In 2018, Whitehair played every offensive snap and was named to the 2019 Pro Bowl, becoming the first Bears center since Olin Kreutz to play in the Pro Bowl. He was the only Bears player on either side of the ball to participate in every down.

Before the 2019 season, Whitehair moved to left guard, while that position's starter, James Daniels, shifted to center. On September 1, Whitehair signed a five-year contract extension worth $52.5 million with $27.5 million guaranteed. In November, with the offense struggling amid a four-game losing streak, Whitehair returned to center.

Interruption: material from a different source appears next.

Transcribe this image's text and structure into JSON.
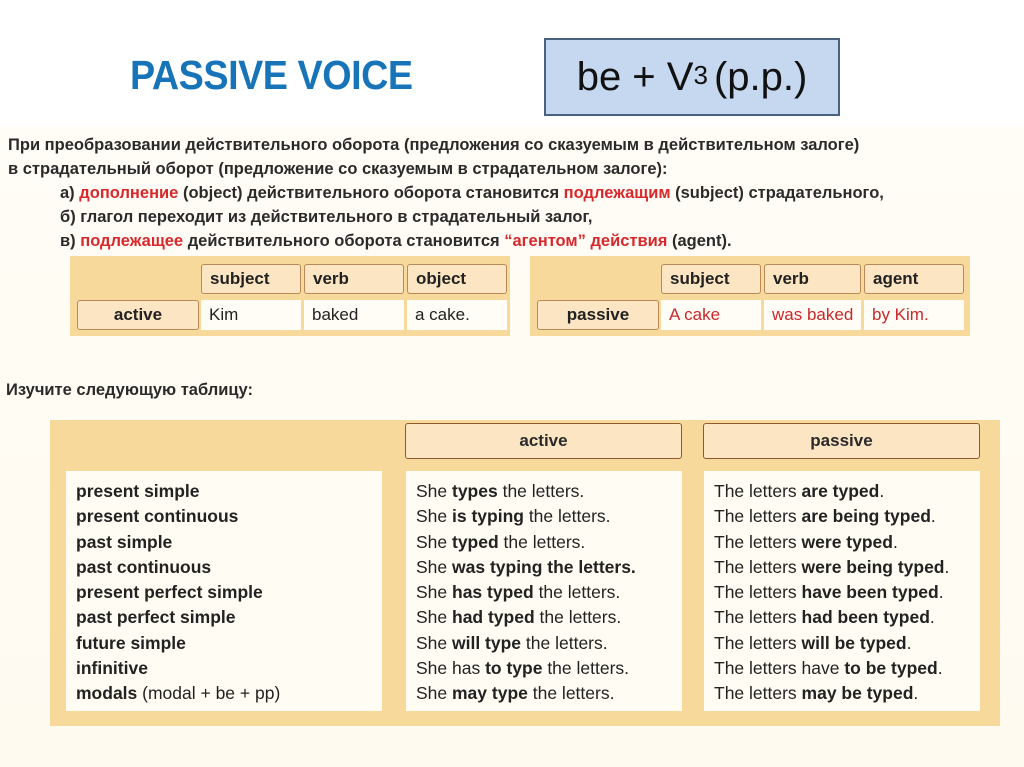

Whitehair was placed on the reserve/COVID-19 list by the team on November 6, 2020, and activated on November 16.

In 2022, Whitehair suffered a knee injury in Week 4 and was placed on injured reserve on October 5, 2022. He was activated on November 4.

Whitehair was released from the Chicago Bears on February 15, 2024.

===Las Vegas Raiders===
On April 15, 2024, Whitehair signed a one-year deal with the Las Vegas Raiders.